Tuesday, October 23, 2012

Calamity makes cousins of us all

Sato is scared of Halloween
October is flying by, and I just got back from a quick visit to Texas (where it was still 80 degrees. Seriously, our jack-o-lanterns have already rotted from the heat.) Shaina is on a new antibiotic that seems to be making her pretty sick. She's not feeling well, some of her liver numbers are rising, and today she received a higher MELD score, but she's somewhat stable for the time being.

As she's spent the last several years going back and forth to the transplant clinic and various stays on the transplant floor at Baylor hospital, Shaina has gotten to know quite a few fellow transplant recipients. These recipients share a special bond, they've experienced something that the rest of us will never understand. They have lived to the brink of death, often more than once, and had a piece of their own body removed and replaced with someone else's. Only these patients know what the transplant process is truly like, how it changes you in both obvious and unspeakable ways. It's an exclusive club that no one joins by choice, only necessity.  

It's the young transplant friends of Shaina's who really get to us. We're glad that she has people her own age who can actually relate to what she's been through, even if they come from totally different worlds and have nothing else in common. They can talk about the pain. Bad labs. Medical procedures. Family drama. They know better than anyone how precious our time is. Transplant recipients love life. They are wise well beyond their years... especially the ones who got sick young. 

Shaina has watched too many of these friends die. She sits by the hospital bed on their final days. She attends their funerals. She keeps in touch with their families after they are gone. I don't know how she does it. This is her fate, staring back at her from their deathbed. This is a reminder of how quickly her life can take a turn for the worse. 

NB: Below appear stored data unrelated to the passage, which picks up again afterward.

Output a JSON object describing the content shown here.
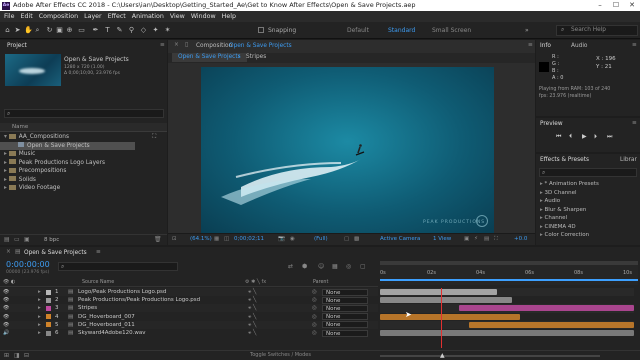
{
  "window": {
    "title": "Adobe After Effects CC 2018 - C:\\Users\\ian\\Desktop\\Getting_Started_Ae\\Get to Know After Effects\\Open & Save Projects.aep",
    "logo": "Ae"
  },
  "menu": [
    "File",
    "Edit",
    "Composition",
    "Layer",
    "Effect",
    "Animation",
    "View",
    "Window",
    "Help"
  ],
  "toolbar": {
    "snapping": "Snapping",
    "workspaces": [
      "Default",
      "Standard",
      "Small Screen"
    ],
    "active_workspace": "Standard",
    "search_placeholder": "Search Help"
  },
  "project": {
    "panel_title": "Project",
    "preview_name": "Open & Save Projects",
    "preview_meta1": "1280 x 720 (1.00)",
    "preview_meta2": "Δ 0;00;10;00, 23.976 fps",
    "name_header": "Name",
    "items": [
      {
        "name": "AA_Compositions",
        "type": "folder",
        "indent": 0
      },
      {
        "name": "Open & Save Projects",
        "type": "comp",
        "indent": 1
      },
      {
        "name": "Music",
        "type": "folder",
        "indent": 0
      },
      {
        "name": "Peak Productions Logo Layers",
        "type": "folder",
        "indent": 0
      },
      {
        "name": "Precompositions",
        "type": "folder",
        "indent": 0
      },
      {
        "name": "Solids",
        "type": "folder",
        "indent": 0
      },
      {
        "name": "Video Footage",
        "type": "folder",
        "indent": 0
      }
    ],
    "bpc": "8 bpc"
  },
  "composition": {
    "panel_title": "Composition",
    "comp_name": "Open & Save Projects",
    "tabs": [
      "Open & Save Projects",
      "Stripes"
    ],
    "watermark": "PEAK PRODUCTIONS",
    "zoom": "(64.1%)",
    "timecode": "0;00;02;11",
    "resolution": "(Full)",
    "camera": "Active Camera",
    "views": "1 View",
    "exposure": "+0.0"
  },
  "info": {
    "tabs": [
      "Info",
      "Audio"
    ],
    "rgba": [
      "R :",
      "G :",
      "B :",
      "A : 0"
    ],
    "x": "X : 196",
    "y": "Y : 21",
    "playing1": "Playing from RAM: 103 of 240",
    "playing2": "fps: 23.976 (realtime)"
  },
  "preview": {
    "title": "Preview"
  },
  "effects": {
    "tabs": [
      "Effects & Presets",
      "Librar"
    ],
    "items": [
      "* Animation Presets",
      "3D Channel",
      "Audio",
      "Blur & Sharpen",
      "Channel",
      "CINEMA 4D",
      "Color Correction"
    ]
  },
  "timeline": {
    "tab": "Open & Save Projects",
    "timecode": "0:00:00:00",
    "frames": "00000 (23.976 fps)",
    "source_header": "Source Name",
    "parent_header": "Parent",
    "ruler": [
      "0s",
      "02s",
      "04s",
      "06s",
      "08s",
      "10s"
    ],
    "playhead_fraction": 0.24,
    "layers": [
      {
        "num": "1",
        "name": "Logo/Peak Productions Logo.psd",
        "parent": "None",
        "color": "#b8b8b8",
        "start": 0.0,
        "end": 0.46
      },
      {
        "num": "2",
        "name": "Peak Productions/Peak Productions Logo.psd",
        "parent": "None",
        "color": "#9a9a9a",
        "start": 0.0,
        "end": 0.52
      },
      {
        "num": "3",
        "name": "Stripes",
        "parent": "None",
        "color": "#c04aa0",
        "start": 0.31,
        "end": 1.0
      },
      {
        "num": "4",
        "name": "DG_Hoverboard_007",
        "parent": "None",
        "color": "#d0832a",
        "start": 0.0,
        "end": 0.55
      },
      {
        "num": "5",
        "name": "DG_Hoverboard_011",
        "parent": "None",
        "color": "#d0832a",
        "start": 0.35,
        "end": 1.0
      },
      {
        "num": "6",
        "name": "Skyward4Adobe120.wav",
        "parent": "None",
        "color": "#888888",
        "start": 0.0,
        "end": 1.0
      }
    ],
    "footer": "Toggle Switches / Modes"
  }
}
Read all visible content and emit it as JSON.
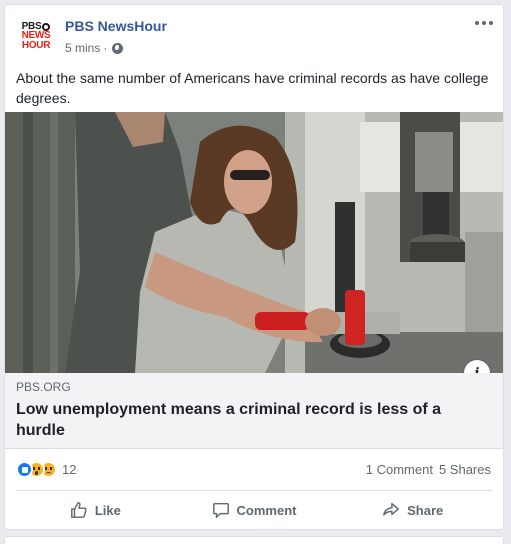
{
  "post": {
    "page_name": "PBS NewsHour",
    "avatar": {
      "line1": "PBS",
      "line2": "NEWS",
      "line3": "HOUR"
    },
    "time": "5 mins",
    "separator": "·",
    "text": "About the same number of Americans have criminal records as have college degrees."
  },
  "link": {
    "domain": "PBS.ORG",
    "title": "Low unemployment means a criminal record is less of a hurdle",
    "info_glyph": "i"
  },
  "engagement": {
    "reaction_icons": [
      "like-icon",
      "wow-icon",
      "sad-icon"
    ],
    "reaction_count": "12",
    "comments": "1 Comment",
    "shares": "5 Shares"
  },
  "actions": {
    "like": "Like",
    "comment": "Comment",
    "share": "Share"
  },
  "colors": {
    "brand_link": "#365899",
    "secondary_text": "#606770",
    "like_blue": "#1877f2",
    "pbs_red": "#e1251b"
  }
}
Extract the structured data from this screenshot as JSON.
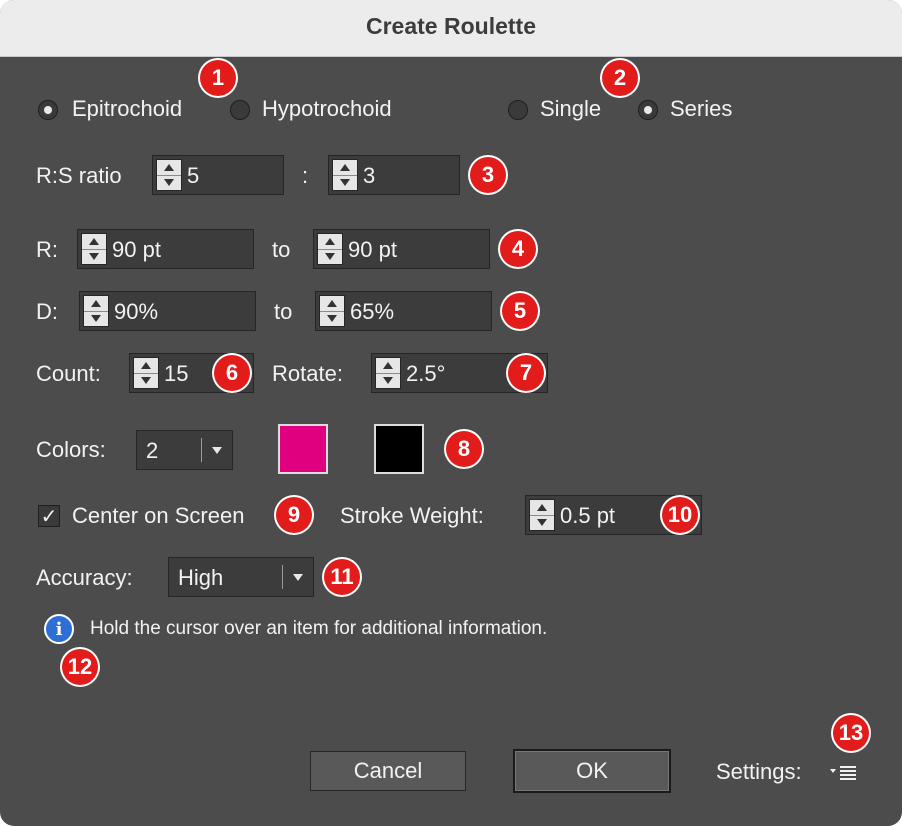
{
  "window": {
    "title": "Create Roulette"
  },
  "mode": {
    "epitrochoid": "Epitrochoid",
    "hypotrochoid": "Hypotrochoid",
    "selected": "Epitrochoid"
  },
  "output": {
    "single": "Single",
    "series": "Series",
    "selected": "Series"
  },
  "ratio": {
    "label": "R:S ratio",
    "left": "5",
    "separator": ":",
    "right": "3"
  },
  "r": {
    "label": "R:",
    "from": "90 pt",
    "to_label": "to",
    "to": "90 pt"
  },
  "d": {
    "label": "D:",
    "from": "90%",
    "to_label": "to",
    "to": "65%"
  },
  "count": {
    "label": "Count:",
    "value": "15"
  },
  "rotate": {
    "label": "Rotate:",
    "value": "2.5°"
  },
  "colors": {
    "label": "Colors:",
    "value": "2",
    "swatches": [
      "#e0007f",
      "#000000"
    ]
  },
  "center": {
    "label": "Center on Screen",
    "checked": true,
    "mark": "✓"
  },
  "stroke": {
    "label": "Stroke Weight:",
    "value": "0.5 pt"
  },
  "accuracy": {
    "label": "Accuracy:",
    "value": "High"
  },
  "info": {
    "icon": "i",
    "text": "Hold the cursor over an item for additional information."
  },
  "buttons": {
    "cancel": "Cancel",
    "ok": "OK"
  },
  "settings": {
    "label": "Settings:"
  },
  "callouts": [
    "1",
    "2",
    "3",
    "4",
    "5",
    "6",
    "7",
    "8",
    "9",
    "10",
    "11",
    "12",
    "13"
  ]
}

I asked her why she puts herself through this when I was in Dallas. Shaina had just learned that a transplant friend of hers who is our age just suffered a major complication, her hepatic artery clotted off and she would need a new liver. This has happened to Shaina before. Her friend - who had been fine after her original transplant, who had recently met the man of her dreams and just a few weeks ago gotten married (I couldn't help but feel hopeful for Shaina after hearing that story) - was suddenly hospitalized, her liver failing, she was dying. Overnight she was at the top of the waiting list. Just like that. Shaina reached out to her friend when she found out she had been hospitalized. They texted back and forth for a couple of days. When her friend got too sick to respond, Shaina started checking the blog that her friend's family was updating. 

So when I asked Shaina why she follows these people's cases so closely - it must depress or frighten her somewhere deep inside, right, thinking of all the bad things that could happen to her? Shaina said I was wrong. It doesn't bother her, because she knows what they are going through, and it helps her to have people in her life who know what she is going through, so she hopes she is helping them by being there for them when they are going through the worst of it all.

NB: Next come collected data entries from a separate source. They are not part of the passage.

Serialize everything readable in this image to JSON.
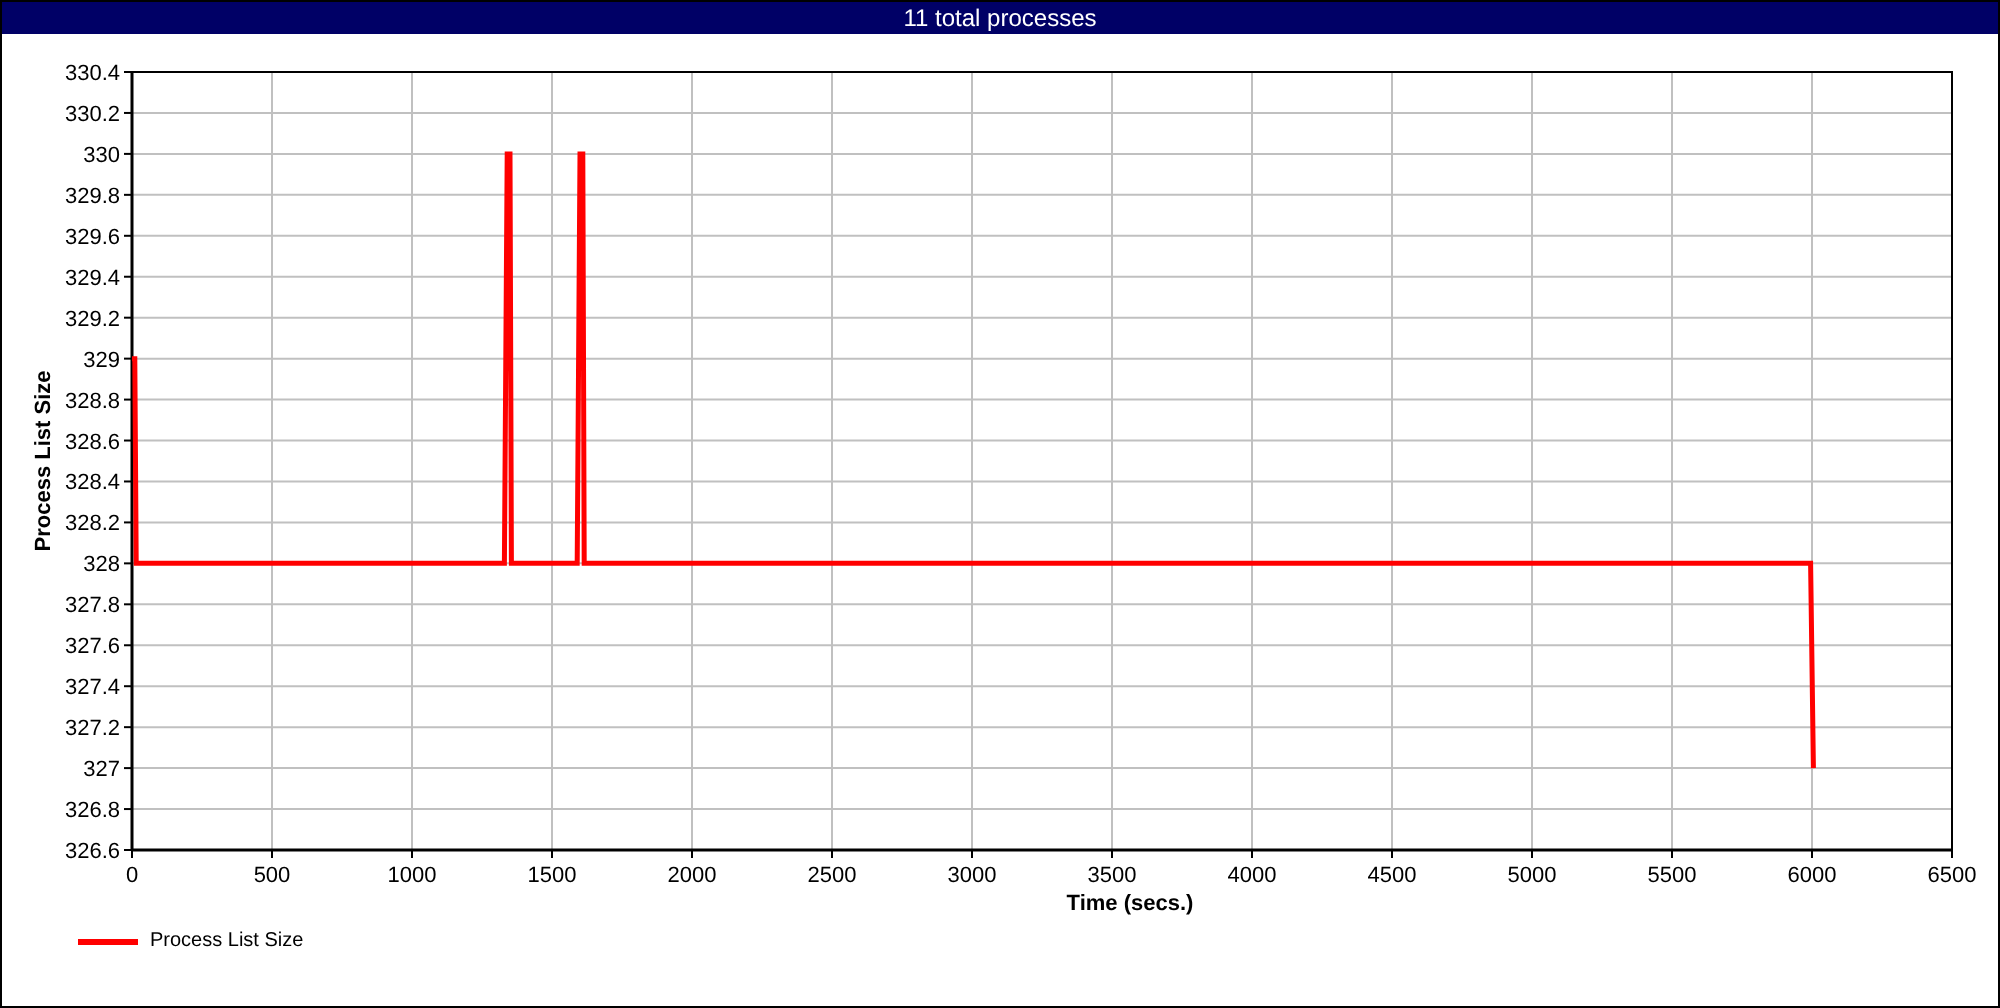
{
  "title": "11 total processes",
  "chart_data": {
    "type": "line",
    "grid": true,
    "xlabel": "Time (secs.)",
    "ylabel": "Process List Size",
    "xlim": [
      0,
      6500
    ],
    "ylim": [
      326.6,
      330.4
    ],
    "xticks": [
      0,
      500,
      1000,
      1500,
      2000,
      2500,
      3000,
      3500,
      4000,
      4500,
      5000,
      5500,
      6000,
      6500
    ],
    "yticks": [
      326.6,
      326.8,
      327,
      327.2,
      327.4,
      327.6,
      327.8,
      328,
      328.2,
      328.4,
      328.6,
      328.8,
      329,
      329.2,
      329.4,
      329.6,
      329.8,
      330,
      330.2,
      330.4
    ],
    "x": [
      0,
      10,
      15,
      1330,
      1340,
      1350,
      1355,
      1590,
      1600,
      1610,
      1615,
      5995,
      6005
    ],
    "series": [
      {
        "name": "Process List Size",
        "color": "#ff0000",
        "values": [
          329,
          329,
          328,
          328,
          330,
          330,
          328,
          328,
          330,
          330,
          328,
          328,
          327
        ]
      }
    ]
  }
}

When I got home from Texas, I started asking Shaina for updates on her friend. And I started checking her friend's family's blog, too. (She's in surgery receiving her new liver right now, by the way.) And you know what? Shaina is right. I feel a connection with this family I've never met. I've never spoken to these people, I don't know what they look like or anything about them. But I know what they are going through as they sit in the surgical waiting room right now. Like the patients themselves, our families share an unfortunate yet distinctly unique bond. We know what it is like to sit by, helpless, watching a loved one get more and more sick. We understand the anxiety and the frustration. We have witnessed a person we love come back from death's door. We have witnessed the miracle of life in a way that others will never understand. 

Shaina's situation has changed everyone in our family. For the better in a lot of ways, for the worse in some. It has affected us physically and mentally. It has made us see the world differently, taken us to different places, given us different priorities and different relationships. After having gone through something that changes so much of you so deeply, sometimes its hard to relate the experience to people in the "real" world. Perhaps that's part of the reason why we start blogs.

But it is somehow comforting to know that there are other families out there who are going through the same thing as ours. No matter how alone you feel in this world, chances are someone out there has lived your struggle. And one way or another, they got through it. In one of my favorite quotes, Saul Williams once wrote "calamity makes cousins of us all." In my opinion, you can't ever have too much family around to help you through the toughest times. 

So today, we stand with Shaina's friend and her family. Our hearts and minds are with you all, our extended family, today - sending strength, love, patience and determination.